A new report from the UN’s Intergovernmental Panel on Climate Change is direct and unequivocal. Humans are responsible for climate change across the atmosphere, oceans and land.
The report found that each of the last four decades has been increasingly warmer than ever recorded and human activity has sped up things such as the rise in temperatures, melting of Arctic glaciers and rising sea levels.
These changes to global temperatures have resulted in increasingly severe weather patterns, impacting large swaths of the planet. The report lists heatwaves, such as the recent heat pocket over the pacific northwest that resulted in the death of a farm worker in Oregon, along with droughts, flooding and tropical cyclones.
Most damningly, these changes are essentially locked in, as the planet is on a path to continue warming. The planet is on track to rise 1.5 degrees above pre-industrial temperatures, and it may even blow past 2 degrees in the next several decades. The question is no longer how can we stop climate change but, rather, how can we keep the very worst from happening.
Agriculture and agribusiness are both heavily affected by climate change, but they can also be a large part of how we stabilize the changes before they get even worse. Modern Farmer spoke with experts to find out what the IPCC report means for agriculture and what changes we might expect from the industry in the coming years.
People and crops will shift across the globe
As temperatures rise, so do sea levels. Over the next century, there will likely be mass displacements of people along coastal regions and especially through the Pacific islands and parts of Asia. Chris Barrett, an agricultural economist at Cornell University, says this will be “overwhelmingly a problem for rice and aquaculture. Those are the two production systems that will be most disrupted.”
Barrett says that rice is the single most consumed food in the world, so with a major migration of people, there will also be demand to cultivate new land to grow rice and significant dietary changes as displaced people adapt to new foods.
We’ve already seen some shifting of crops to compensate for new weather patterns. The American Corn Belt is moving north and west to chase better temperatures. Dominique van der Mensbrugghe, director of the Center for Global Trade Analysis at Purdue University, says farmers can adapt as crops shift from region to region, but it’s harder to protect themselves against extreme weather events. “For those working perennial crops, these kinds of events can destroy grape vines or fruit trees and could have a longer-term impact,” says van der Mensbrugghe. “In some cases, farmers may just decide to get out of the business because they just can’t survive the loss.”

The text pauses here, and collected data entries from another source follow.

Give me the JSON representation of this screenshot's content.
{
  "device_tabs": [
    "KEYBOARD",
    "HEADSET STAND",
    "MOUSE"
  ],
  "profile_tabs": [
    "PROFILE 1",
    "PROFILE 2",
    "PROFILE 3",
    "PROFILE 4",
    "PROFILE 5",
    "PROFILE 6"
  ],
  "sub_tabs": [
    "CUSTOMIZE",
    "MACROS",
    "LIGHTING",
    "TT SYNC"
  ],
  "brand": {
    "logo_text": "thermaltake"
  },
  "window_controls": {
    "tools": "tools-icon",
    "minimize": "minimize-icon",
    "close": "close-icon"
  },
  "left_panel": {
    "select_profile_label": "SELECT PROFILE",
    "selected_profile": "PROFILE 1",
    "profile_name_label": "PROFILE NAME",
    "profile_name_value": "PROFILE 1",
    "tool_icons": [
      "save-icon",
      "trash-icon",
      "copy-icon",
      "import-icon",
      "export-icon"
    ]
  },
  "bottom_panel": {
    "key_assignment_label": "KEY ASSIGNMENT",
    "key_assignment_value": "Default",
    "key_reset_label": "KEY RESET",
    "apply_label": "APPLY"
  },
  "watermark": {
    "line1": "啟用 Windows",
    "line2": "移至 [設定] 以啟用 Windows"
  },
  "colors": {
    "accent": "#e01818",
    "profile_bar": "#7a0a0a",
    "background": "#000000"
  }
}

The value of land will increase
“Land is a valuable resource for things other than just producing crops and for raising livestock,” says Barrett. As we look for ways to change business practices, Barrett anticipates more farmers will find viable careers in using their land for more than just food and fiber. “As we improve the efficiency of electricity transmission from rural areas to urban areas, it becomes more and more efficient to have wind turbines and solar arrays and geothermal wells in what are today working farmlands,” Barrett says.
As the purpose of farmland shifts, there will be an increasing reliance on vertical farming, which can be moved closer to urban centers. Barrett says this will be key for many regions such as sub-Saharan Africa, which will have the largest population boom this century, and will also account for an increase in demand for food. “That’s where most of the food production growth is going to have to happen. While trade is important, roughly two thirds to three quarters of all food is consumed in the country it was produced,” because it’s too expensive otherwise, Barrett says.

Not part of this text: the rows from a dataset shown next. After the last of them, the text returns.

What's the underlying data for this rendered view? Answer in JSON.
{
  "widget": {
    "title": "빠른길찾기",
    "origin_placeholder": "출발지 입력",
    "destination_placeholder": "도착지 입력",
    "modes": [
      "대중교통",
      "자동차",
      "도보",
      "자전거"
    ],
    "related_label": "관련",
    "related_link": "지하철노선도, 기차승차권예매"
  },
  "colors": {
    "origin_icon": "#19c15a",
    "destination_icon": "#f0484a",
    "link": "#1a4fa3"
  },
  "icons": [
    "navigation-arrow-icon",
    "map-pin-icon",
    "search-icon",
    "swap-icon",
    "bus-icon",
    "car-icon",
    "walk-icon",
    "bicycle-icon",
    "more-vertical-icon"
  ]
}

That means regions such as sub-Saharan Africa will benefit most from new methods of food production. And as technology improves, the costs to those new production facilities, and the food they produce, will likely drop. “We’ve seen that already with wind, we’ve seen that with solar,” says van der Mensbrugghe. “On the technology side, we know what needs to be done. The question is implementing the policies that will get things done.”
Current policies don’t go far enough in incentivising producers to sequester carbon or hold corporations accountable for their emissions, experts say. There are some positive steps, but Barrett says there aren’t any truly outstanding examples of current policy to model. “There are companies that do better and worse and governments that do better and worse than others, but it really is ‘which turtle is winning the race.’ Nobody’s moving quickly enough to keep us from truly catastrophic results.”
All is not lost
The climate report was damning and dire, and there’s no getting around it. But there are things that we can do to mitigate the worst effects of climate change, and there are perhaps some causes for optimism.
First, says van der Mensbrugghe, there’s no real disagreement left about the effects and causes of our warming climate. “I don’t think climate denialism is a viable position to take,” says van der Mensbrugghe. “I think there has been a change in the mindset. It hasn’t yet translated into very stringent changes in policies, but I think that will be coming.”
Second, agriculture is one of the economic sectors that is primed to enforce real change and become carbon neutral or even a carbon sink overall. One way to do that, says van der Mensbrugghe, is to put a price on greenhouse gas emissions. “It’s been hard to do politically, but that would give everyone the right incentives to reduce their emissions and/or store them.”
We will also need to embrace the real cost of food, says Barrett. “We [need to] recognize the externalities and start to price them in and let people creatively adapt.”
Agribusinesses are always walking a tightrope between practicing sustainable farming and feeding the planet. But if we can take the information in this report and use it to adapt, we can stave off the worst effects of climate change.